Con de Bondt says the key to doing organic dairy farming well and with integrity is to make sure any hay or feed that comes on to the farm is fully organic certified and then to be scrupulous about disease detection.
They spread their own cow manure back on to paddocks, now make all their own required silage and add small amounts of natural Buchan lime to the soil.

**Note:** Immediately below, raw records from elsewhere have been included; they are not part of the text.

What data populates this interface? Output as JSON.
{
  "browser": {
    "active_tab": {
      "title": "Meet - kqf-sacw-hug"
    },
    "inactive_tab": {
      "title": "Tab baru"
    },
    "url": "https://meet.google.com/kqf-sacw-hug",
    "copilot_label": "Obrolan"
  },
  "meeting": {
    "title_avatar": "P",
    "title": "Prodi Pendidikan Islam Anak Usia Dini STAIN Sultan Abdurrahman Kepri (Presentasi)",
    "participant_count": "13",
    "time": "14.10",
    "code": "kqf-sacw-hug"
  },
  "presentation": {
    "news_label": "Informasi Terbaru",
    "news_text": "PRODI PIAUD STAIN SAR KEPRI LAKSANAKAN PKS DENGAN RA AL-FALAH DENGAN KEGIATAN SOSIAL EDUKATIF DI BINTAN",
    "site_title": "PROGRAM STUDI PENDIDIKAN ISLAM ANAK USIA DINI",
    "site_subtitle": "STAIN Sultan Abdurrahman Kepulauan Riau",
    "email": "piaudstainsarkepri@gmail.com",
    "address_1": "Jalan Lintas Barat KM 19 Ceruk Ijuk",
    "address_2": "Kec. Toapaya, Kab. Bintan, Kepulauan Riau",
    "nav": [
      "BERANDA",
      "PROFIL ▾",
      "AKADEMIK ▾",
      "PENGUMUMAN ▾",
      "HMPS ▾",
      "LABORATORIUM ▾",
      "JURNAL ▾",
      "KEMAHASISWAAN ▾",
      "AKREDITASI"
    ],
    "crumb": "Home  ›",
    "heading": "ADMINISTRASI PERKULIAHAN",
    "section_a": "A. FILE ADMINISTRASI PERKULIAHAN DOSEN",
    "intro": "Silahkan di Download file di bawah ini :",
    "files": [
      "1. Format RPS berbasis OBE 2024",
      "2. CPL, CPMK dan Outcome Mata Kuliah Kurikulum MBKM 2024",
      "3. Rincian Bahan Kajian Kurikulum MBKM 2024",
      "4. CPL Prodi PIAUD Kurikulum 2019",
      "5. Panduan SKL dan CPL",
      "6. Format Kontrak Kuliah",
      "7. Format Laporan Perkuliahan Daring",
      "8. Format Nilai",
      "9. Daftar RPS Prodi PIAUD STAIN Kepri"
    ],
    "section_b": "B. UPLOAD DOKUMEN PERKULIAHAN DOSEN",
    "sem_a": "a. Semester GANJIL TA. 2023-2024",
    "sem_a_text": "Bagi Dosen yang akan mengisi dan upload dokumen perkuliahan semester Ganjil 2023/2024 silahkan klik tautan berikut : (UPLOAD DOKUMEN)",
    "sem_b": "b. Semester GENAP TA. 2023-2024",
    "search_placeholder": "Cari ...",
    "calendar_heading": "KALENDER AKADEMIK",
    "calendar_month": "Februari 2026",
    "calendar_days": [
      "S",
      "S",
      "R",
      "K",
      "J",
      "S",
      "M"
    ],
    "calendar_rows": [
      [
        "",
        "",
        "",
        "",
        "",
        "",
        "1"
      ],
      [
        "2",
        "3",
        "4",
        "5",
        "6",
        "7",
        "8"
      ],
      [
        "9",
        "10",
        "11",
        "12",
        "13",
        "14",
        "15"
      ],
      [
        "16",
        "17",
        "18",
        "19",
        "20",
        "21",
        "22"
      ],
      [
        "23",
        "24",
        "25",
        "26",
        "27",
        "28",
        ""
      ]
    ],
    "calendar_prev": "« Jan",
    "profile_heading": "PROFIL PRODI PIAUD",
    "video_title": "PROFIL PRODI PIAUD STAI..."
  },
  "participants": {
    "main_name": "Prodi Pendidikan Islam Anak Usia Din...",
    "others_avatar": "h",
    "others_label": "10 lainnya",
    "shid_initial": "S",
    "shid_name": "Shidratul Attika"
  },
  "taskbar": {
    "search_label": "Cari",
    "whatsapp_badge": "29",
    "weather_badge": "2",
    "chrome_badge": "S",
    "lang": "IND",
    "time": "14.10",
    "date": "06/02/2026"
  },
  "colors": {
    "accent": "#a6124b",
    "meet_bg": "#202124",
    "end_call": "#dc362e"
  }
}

The only input brought on to the farm now is lime, and the only things that leave it are organic milk and some excess yearling heifers for sale to China, in a new almost-closed loop organic system.
Large solar panels and a $600,000 battery storage system also make the de Bondts farm power supply for their dairy more sustainable and much less expensive.
“We are a large farm and it has been a big change, but I wouldn’t have it any other way; we certainly would never switch back from organic to conventional systems,” Con says.
“We’ve seen the soil biology improve, the cows are healthier and when your animals are healthy, they don’t get sick and they don’t need treatments.
“We may have lost a little milk volume, but we were never a high-input-high-output farm, and what we have lost is made up for by the higher price paid for certified organic milk; it’s usually a couple of dollars higher (per kilogram of milk solids), than we would have been getting and unlike conventional farmers we are guaranteed a $8/kg minimum price.”
Both Con and Deanna say the switch to organic has made their milk taste better, been great for their finances, and ensured their family business will be around for a long time.
They are even considering changing to milking their cows just once a day instead of twice, with the higher organic milk price, labour savings and better lifestyle balance more than making up for the likely 15 per cent reduced overall milk production.
“A lot of people used to think organics was fly-by-night,” Con says, “but it’s what consumers around the world – even more so than in Australia want – sustainable, organic, high quality, healthy food.”